The People of the State of New York, Respondent, v Tyrone Wiggins, Appellant.
[595 NYS2d 416]
[MAJORITY]
—Judgment, Supreme Court, New York County (Daniel FitzGerald, J.), rendered August 22, 1990, convicting defendant, after a jury trial, of attempted murder in the first degree, robbery in the second degree, and assault in the second degree, and sentencing him, as a second felony offender, to concurrent terms of 20 years to life for the attempted murder conviction and 3 Vi to 7 years for the assault conviction, said concurrent sentences to run consecutively to a term of 6 to 12 years for the robbery, unanimously affirmed.
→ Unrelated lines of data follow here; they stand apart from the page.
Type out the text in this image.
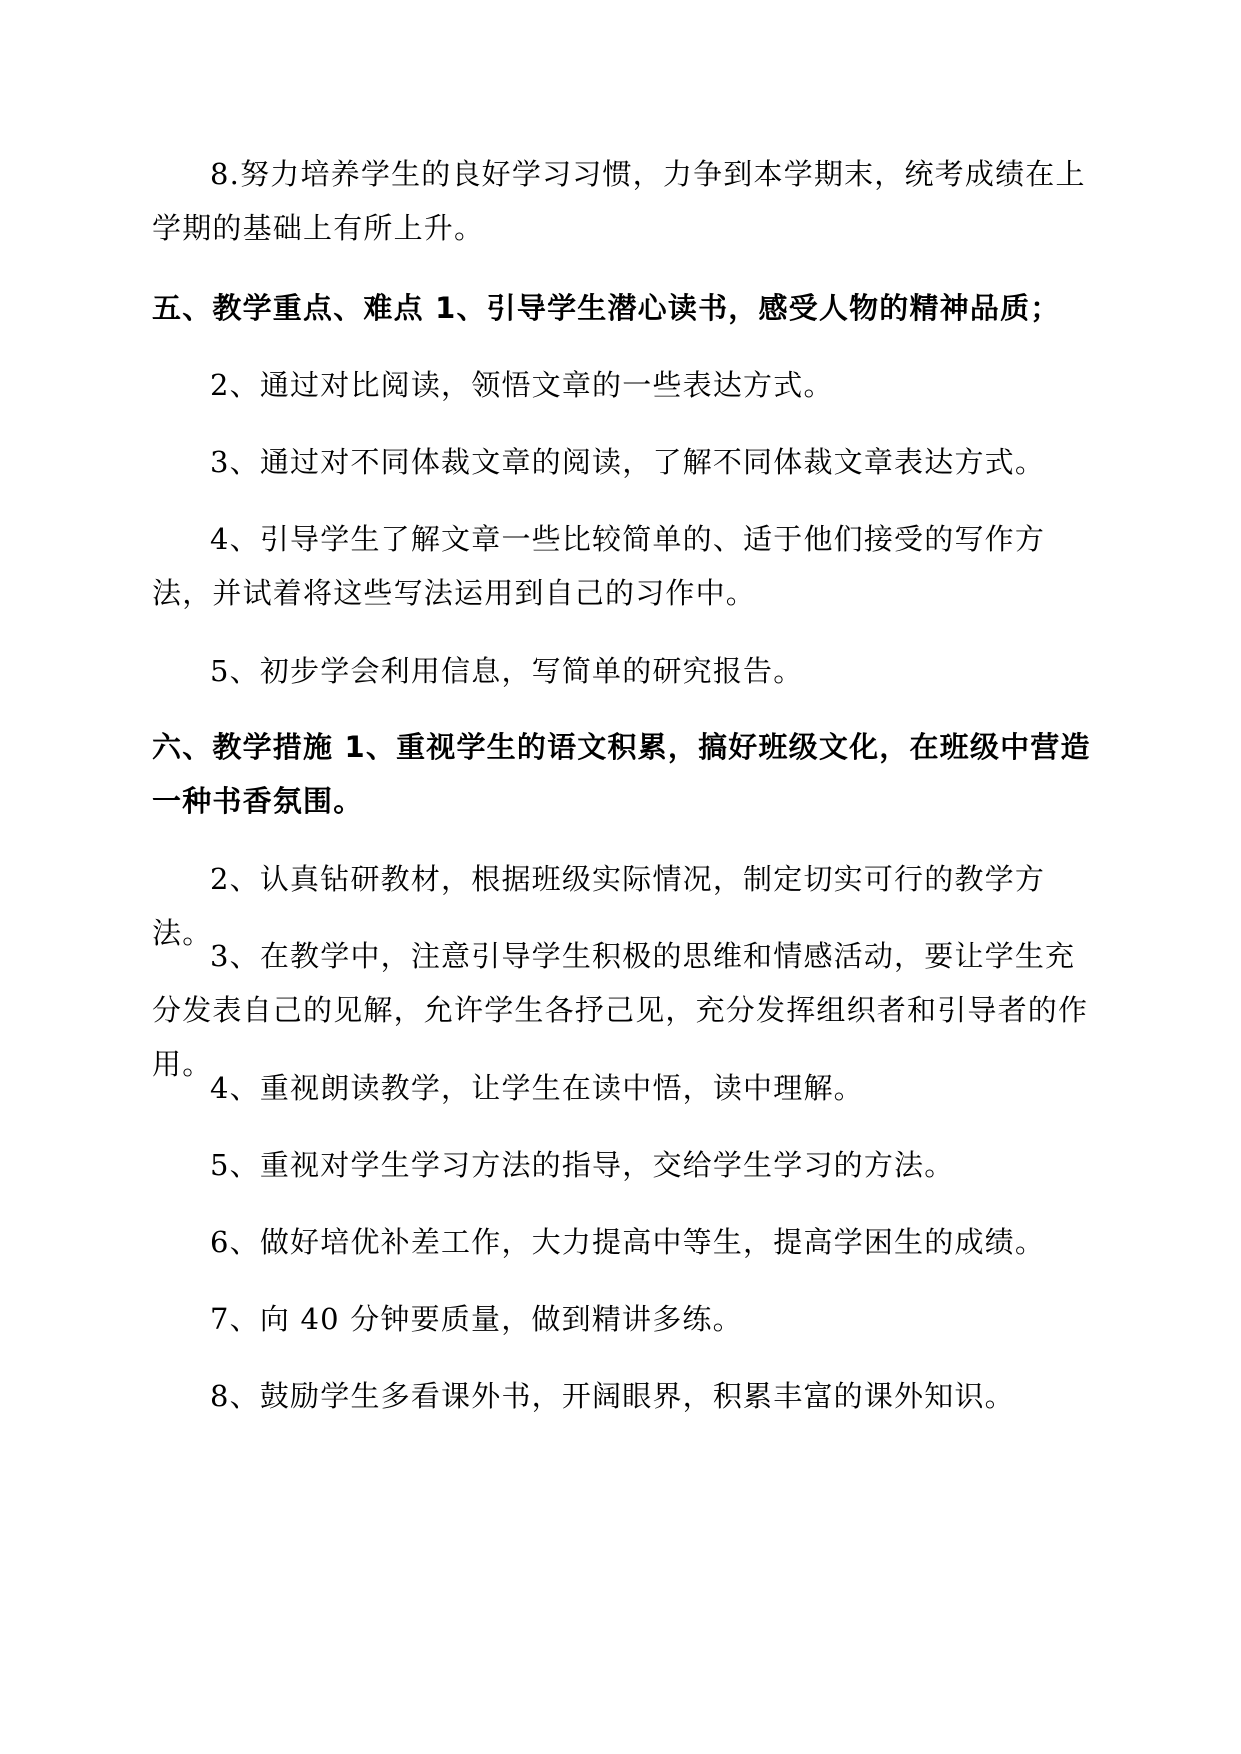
8.努力培养学生的良好学习习惯，力争到本学期末，统考成绩在上学期的基础上有所上升。

五、教学重点、难点 1、引导学生潜心读书，感受人物的精神品质；

2、通过对比阅读，领悟文章的一些表达方式。

3、通过对不同体裁文章的阅读，了解不同体裁文章表达方式。

4、引导学生了解文章一些比较简单的、适于他们接受的写作方法，并试着将这些写法运用到自己的习作中。

5、初步学会利用信息，写简单的研究报告。

六、教学措施 1、重视学生的语文积累，搞好班级文化，在班级中营造一种书香氛围。

2、认真钻研教材，根据班级实际情况，制定切实可行的教学方法。

3、在教学中，注意引导学生积极的思维和情感活动，要让学生充分发表自己的见解，允许学生各抒己见，充分发挥组织者和引导者的作用。

4、重视朗读教学，让学生在读中悟，读中理解。

5、重视对学生学习方法的指导，交给学生学习的方法。

6、做好培优补差工作，大力提高中等生，提高学困生的成绩。

7、向 40 分钟要质量，做到精讲多练。

8、鼓励学生多看课外书，开阔眼界，积累丰富的课外知识。
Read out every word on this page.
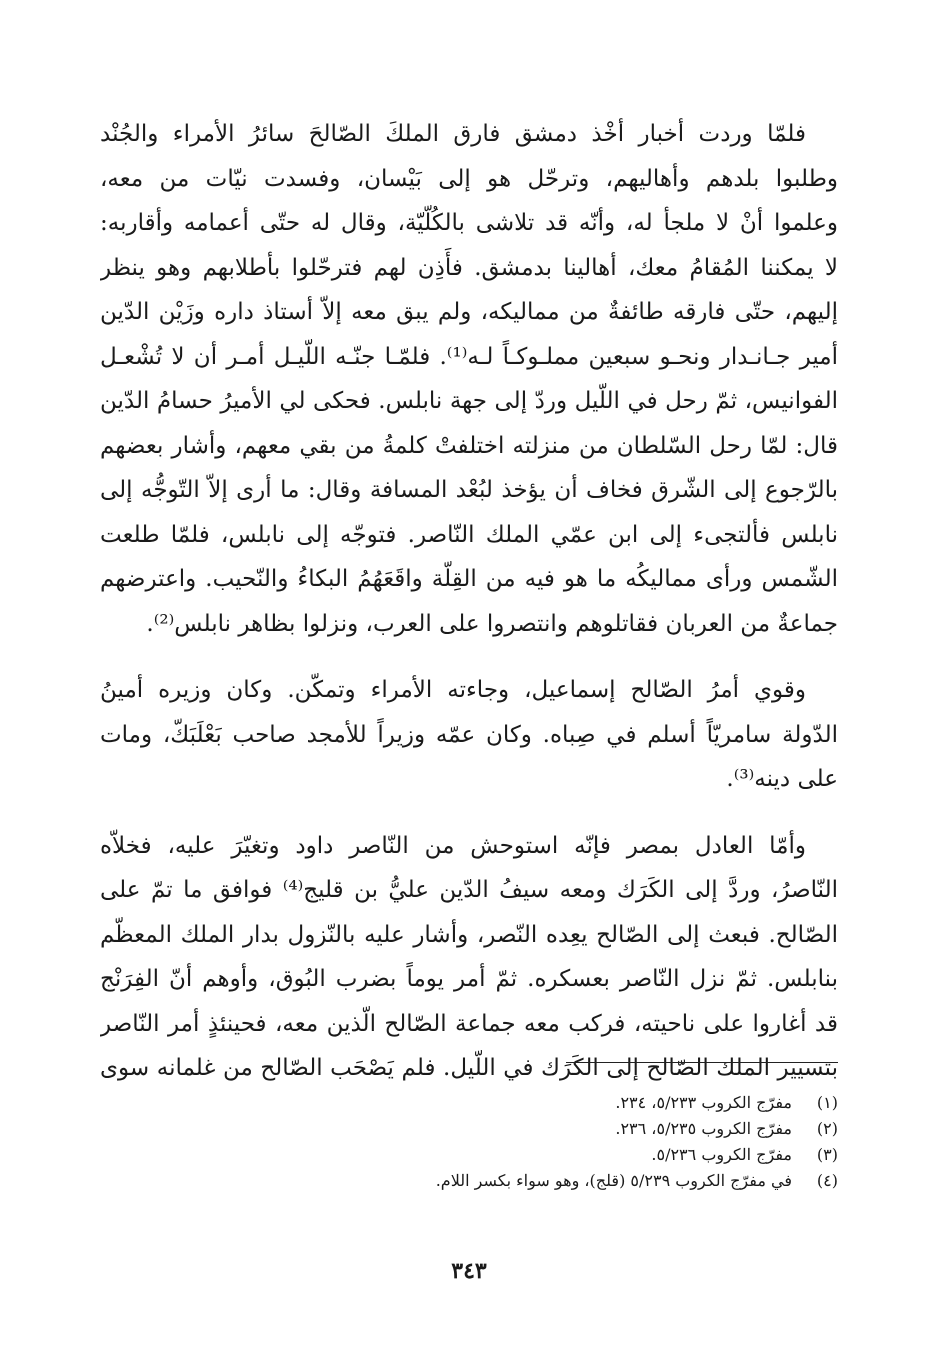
فلمّا وردت أخبار أخْذ دمشق فارق الملكَ الصّالحَ سائرُ الأمراء والجُنْد
وطلبوا بلدهم وأهاليهم، وترحّل هو إلى بَيْسان، وفسدت نيّات من معه،
وعلموا أنْ لا ملجأ له، وأنّه قد تلاشى بالكُلّيّة، وقال له حتّى أعمامه وأقاربه:
لا يمكننا المُقامُ معك، أهالينا بدمشق. فأَذِن لهم فترحّلوا بأطلابهم وهو ينظر
إليهم، حتّى فارقه طائفةٌ من مماليكه، ولم يبق معه إلاّ أستاذ داره وزَيْن الدّين
أمير جـانـدار ونحـو سبعين مملـوكـاً لـه⁽¹⁾. فلمّـا جنّـه اللّيـل أمـر أن لا تُشْعـل
الفوانيس، ثمّ رحل في اللّيل وردّ إلى جهة نابلس. فحكى لي الأميرُ حسامُ الدّين
قال: لمّا رحل السّلطان من منزلته اختلفتْ كلمةُ من بقي معهم، وأشار بعضهم
بالرّجوع إلى الشّرق فخاف أن يؤخذ لبُعْد المسافة وقال: ما أرى إلاّ التّوجُّه إلى
نابلس فألتجىء إلى ابن عمّي الملك النّاصر. فتوجّه إلى نابلس، فلمّا طلعت
الشّمس ورأى مماليكُه ما هو فيه من القِلّة واقَعَهُمُ البكاءُ والنّحيب. واعترضهم
جماعةٌ من العربان فقاتلوهم وانتصروا على العرب، ونزلوا بظاهر نابلس⁽²⁾.
وقوي أمرُ الصّالح إسماعيل، وجاءته الأمراء وتمكّن. وكان وزيره أمينُ
الدّولة سامريّاً أسلم في صِباه. وكان عمّه وزيراً للأمجد صاحب بَعْلَبَكّ، ومات
على دينه⁽³⁾.
وأمّا العادل بمصر فإنّه استوحش من النّاصر داود وتغيّرَ عليه، فخلاّه
النّاصرُ، وردَّ إلى الكَرَك ومعه سيفُ الدّين عليُّ بن قليج⁽⁴⁾ فوافق ما تمّ على
الصّالح. فبعث إلى الصّالح يعِده النّصر، وأشار عليه بالنّزول بدار الملك المعظّم
بنابلس. ثمّ نزل النّاصر بعسكره. ثمّ أمر يوماً بضرب البُوق، وأوهم أنّ الفِرَنْج
قد أغاروا على ناحيته، فركب معه جماعة الصّالح الّذين معه، فحينئذٍ أمر النّاصر
بتسيير الملك الصّالح إلى الكَرَك في اللّيل. فلم يَصْحَب الصّالح من غلمانه سوى
(١)
مفرّج الكروب ٥/٢٣٣، ٢٣٤.
(٢)
مفرّج الكروب ٥/٢٣٥، ٢٣٦.
(٣)
مفرّج الكروب ٥/٢٣٦.
(٤)
في مفرّج الكروب ٥/٢٣٩ (قلج)، وهو سواء بكسر اللام.
٣٤٣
Viewing the evidence in the light most favorable to the prosecution and giving it the benefit of every reasonable inference (People v Malizia, 62 NY2d 755, cert denied 469 US 932), the evidence was sufficient as a matter of law to establish that defendant intended to kill the police officer. Defendant twice compressed his forearm on the officer’s throat causing him to black out, twice grabbed at the officer’s gun attempting to gain control of it. Defendant did not take advantage of an opportunity to flee during the altercation although unrestrained, and, according to an eyewitness, was going to kill the officer, despite the gathered crowd. The court’s instructions to the jury under the less rigorous Federal standard defining an attempt as a "substantial step” toward the completion of the crime (to which instruction defendant did not object), instead of under the New York standard requiring conduct that comes " 'dangerously near’ ” completion of the crime (People v Mahboubian, 74 NY2d 174, 190), were not erroneous since the evidence was sufficient to establish defendant’s guilt under either standard.
Also without merit is defendant’s argument that his right to a fair trial was violated by the court’s failure to sua sponte order a competency hearing in view of his outbursts in the courtroom. Whether to order a competency exam was a matter within the court’s discretion (People v Rodriguez, 56 NY2d 557), which was not abused here by the finding that defendant’s repeated outbursts, threats of violence, rejection of counsel, and insistence on a nonexistent plea were calculated to occur at certain times for the best manipulative effect. The record demonstrates defendant’s awareness of the charges against him and understanding of the nature of the proceedings (CPL 730.10 [1]; 730.30 [1]), as manifested by his desire to take a plea for two of the counts against him but not for the attempted murder count, and his requests for copies of his "paperwork” in order to prepare his defense. Concur — Sullivan, J. P., Milonas, Ross, Kassal and Rubin, JJ.